Saturday, May 2, 2020

Nate Hood's Quarantine Qapsule # 27 My Lucky Stars [1985] ★★

Oh so, lemme tell youse guys about this fight scene. So, Jackie Chan is hot on the trail of a gang of yakuza hiding beneath a Japanese theme park. Wearing an Arale Norimaki mascot costume, he sneaks into the entrance of their subterranean base disguised as a Japanese-style haunted mansion. As he navigates the twists and turns of the mansion’s corridors, monsters from Japanese mythology jump out of the walls, the floor, the ceiling. Some are just animatronic props. But others are henchmen dressed like ninja or demonic geisha who attack him with the element of surprise. Armed with a sword and handgun, Chan shoots and slashes his way through them. He doesn’t just beat them up, he straight up kills these goons, blasting them at point blank range and impaling them with his sword. It’s a showcase of Chan’s manic comedic energy and physical precision at its very best, particularly a couple of stunts in an upside-down room. Elsewhere, a Hong Kong detective woman played by Sibelle Hu squares off against a yakuza killer. The killer disrobes her yukata revealing an 80s aerobics leotard beneath. And beneath the leotard is Michiko Nishiwaki, Japan’s first female powerlifting champion, in all her cut, muscly glory. It’s a moment internet memes were made for.
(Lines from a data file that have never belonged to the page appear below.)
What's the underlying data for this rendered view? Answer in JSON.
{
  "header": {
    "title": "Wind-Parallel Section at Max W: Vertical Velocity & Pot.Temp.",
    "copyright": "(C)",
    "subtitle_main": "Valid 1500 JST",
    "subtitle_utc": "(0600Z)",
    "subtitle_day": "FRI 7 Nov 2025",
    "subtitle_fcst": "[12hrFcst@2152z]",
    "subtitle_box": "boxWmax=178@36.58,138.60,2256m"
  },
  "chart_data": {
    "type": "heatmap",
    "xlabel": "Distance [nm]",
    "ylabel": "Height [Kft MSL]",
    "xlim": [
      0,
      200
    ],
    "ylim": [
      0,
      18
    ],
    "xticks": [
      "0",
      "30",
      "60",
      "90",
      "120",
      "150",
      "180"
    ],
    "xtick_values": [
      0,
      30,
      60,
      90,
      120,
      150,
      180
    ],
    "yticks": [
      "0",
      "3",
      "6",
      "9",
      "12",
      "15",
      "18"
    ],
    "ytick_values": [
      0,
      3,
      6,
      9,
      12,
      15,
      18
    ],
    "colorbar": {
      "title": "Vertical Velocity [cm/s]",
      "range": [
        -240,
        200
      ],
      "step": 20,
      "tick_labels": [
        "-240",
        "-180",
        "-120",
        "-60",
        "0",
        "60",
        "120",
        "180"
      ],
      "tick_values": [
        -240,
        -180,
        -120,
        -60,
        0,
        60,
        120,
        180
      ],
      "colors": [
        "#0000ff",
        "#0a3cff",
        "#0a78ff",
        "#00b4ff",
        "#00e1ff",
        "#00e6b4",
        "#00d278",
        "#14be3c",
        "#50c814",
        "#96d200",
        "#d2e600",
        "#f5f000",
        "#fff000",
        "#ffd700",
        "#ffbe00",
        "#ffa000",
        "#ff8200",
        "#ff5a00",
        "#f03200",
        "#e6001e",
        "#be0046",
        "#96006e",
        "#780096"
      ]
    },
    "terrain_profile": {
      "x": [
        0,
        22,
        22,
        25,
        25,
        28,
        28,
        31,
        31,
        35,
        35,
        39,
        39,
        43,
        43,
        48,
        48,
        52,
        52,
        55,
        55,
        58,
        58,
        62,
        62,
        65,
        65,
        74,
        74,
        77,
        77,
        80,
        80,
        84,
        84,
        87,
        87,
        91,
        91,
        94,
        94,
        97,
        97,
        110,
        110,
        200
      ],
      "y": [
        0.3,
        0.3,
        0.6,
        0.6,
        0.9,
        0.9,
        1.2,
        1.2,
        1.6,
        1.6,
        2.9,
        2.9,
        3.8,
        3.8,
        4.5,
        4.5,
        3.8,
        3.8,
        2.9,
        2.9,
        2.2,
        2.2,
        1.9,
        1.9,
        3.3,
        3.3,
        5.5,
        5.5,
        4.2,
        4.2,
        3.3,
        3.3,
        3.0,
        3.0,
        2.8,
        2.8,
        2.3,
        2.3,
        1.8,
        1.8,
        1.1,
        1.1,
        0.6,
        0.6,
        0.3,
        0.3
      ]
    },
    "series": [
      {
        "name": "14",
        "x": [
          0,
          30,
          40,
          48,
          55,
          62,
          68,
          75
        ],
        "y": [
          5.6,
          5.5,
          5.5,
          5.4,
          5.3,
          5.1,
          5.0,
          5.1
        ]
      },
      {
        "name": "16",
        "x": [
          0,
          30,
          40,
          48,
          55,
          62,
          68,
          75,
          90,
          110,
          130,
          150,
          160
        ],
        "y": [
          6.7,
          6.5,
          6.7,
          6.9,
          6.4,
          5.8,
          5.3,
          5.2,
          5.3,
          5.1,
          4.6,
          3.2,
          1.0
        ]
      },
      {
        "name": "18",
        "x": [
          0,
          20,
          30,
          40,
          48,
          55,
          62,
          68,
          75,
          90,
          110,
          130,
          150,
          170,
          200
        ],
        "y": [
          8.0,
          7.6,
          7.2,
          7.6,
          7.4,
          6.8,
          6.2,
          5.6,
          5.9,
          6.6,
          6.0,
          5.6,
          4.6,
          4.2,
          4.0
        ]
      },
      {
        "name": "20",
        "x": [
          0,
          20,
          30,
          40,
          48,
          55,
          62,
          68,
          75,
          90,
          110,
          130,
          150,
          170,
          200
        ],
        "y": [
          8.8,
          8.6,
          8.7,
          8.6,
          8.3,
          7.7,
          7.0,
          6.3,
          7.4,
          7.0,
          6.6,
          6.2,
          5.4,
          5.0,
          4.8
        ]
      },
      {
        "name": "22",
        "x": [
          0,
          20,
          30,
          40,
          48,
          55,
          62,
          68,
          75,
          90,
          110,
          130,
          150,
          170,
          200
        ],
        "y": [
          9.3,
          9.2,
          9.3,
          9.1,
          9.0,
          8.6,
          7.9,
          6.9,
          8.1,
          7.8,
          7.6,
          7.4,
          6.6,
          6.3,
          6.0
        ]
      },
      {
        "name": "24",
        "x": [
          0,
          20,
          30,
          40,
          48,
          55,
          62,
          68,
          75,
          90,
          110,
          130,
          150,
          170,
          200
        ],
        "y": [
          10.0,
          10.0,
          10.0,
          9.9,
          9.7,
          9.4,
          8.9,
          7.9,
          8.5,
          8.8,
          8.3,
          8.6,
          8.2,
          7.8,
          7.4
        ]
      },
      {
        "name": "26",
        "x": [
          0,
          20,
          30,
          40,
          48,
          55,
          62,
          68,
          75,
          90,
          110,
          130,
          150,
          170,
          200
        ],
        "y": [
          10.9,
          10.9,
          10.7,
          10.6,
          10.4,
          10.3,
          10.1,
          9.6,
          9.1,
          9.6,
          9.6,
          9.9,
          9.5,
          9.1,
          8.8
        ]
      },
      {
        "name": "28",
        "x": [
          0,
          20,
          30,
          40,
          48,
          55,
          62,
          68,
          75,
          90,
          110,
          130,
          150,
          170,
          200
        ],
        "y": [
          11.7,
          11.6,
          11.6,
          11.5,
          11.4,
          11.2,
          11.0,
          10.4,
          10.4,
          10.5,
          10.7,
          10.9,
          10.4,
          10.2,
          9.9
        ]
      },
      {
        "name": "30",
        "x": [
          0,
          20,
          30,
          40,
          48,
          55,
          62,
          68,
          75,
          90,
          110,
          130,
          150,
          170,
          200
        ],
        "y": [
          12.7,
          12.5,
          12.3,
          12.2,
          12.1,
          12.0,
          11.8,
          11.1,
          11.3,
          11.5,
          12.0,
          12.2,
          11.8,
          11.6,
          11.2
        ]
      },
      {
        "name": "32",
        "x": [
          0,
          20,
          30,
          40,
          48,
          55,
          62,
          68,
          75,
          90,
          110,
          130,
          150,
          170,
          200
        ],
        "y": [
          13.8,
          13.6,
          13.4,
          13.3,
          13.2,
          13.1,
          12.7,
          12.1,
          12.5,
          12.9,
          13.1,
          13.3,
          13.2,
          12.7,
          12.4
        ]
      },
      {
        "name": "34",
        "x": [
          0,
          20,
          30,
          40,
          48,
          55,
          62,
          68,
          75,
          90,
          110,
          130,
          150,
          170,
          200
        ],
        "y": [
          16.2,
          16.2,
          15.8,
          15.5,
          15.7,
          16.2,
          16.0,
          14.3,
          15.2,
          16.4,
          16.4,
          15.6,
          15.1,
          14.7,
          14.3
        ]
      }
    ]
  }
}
All this happens in the last thirty minutes of Sammo Hung’s My Lucky Stars, the loose sequel to his 1983 action comedy Winners and Sinners. These were the first two films in the Lucky Stars franchise which saw Hung lead an all-star ensemble cast of famous Hong Kong actors. And this emphasis on the ensemble is exactly why My Lucky Stars doesn’t work despite its glorious climax. The majority of the film is comprised of bawdy comedic set pieces. (Chan only has about twenty minutes of screen time!) Some of the sequences work—the best being one where the Stars try and order food via pantomime from a Japanese waiter who doesn’t speak Chinese, resulting in a genuinely clever dick joke. But most of the bawdiness comes from the Stars sexually harassing and assaulting Hu. (In one scene, Hung literally has to stop the other Stars from storming into Hu’s room and raping her. This horrific moment is made all the worse in light of the numerous rape allegations made against Eric Tsang, one of the Stars.)

It’s 15% amazing action, 85% nauseating sex comedy.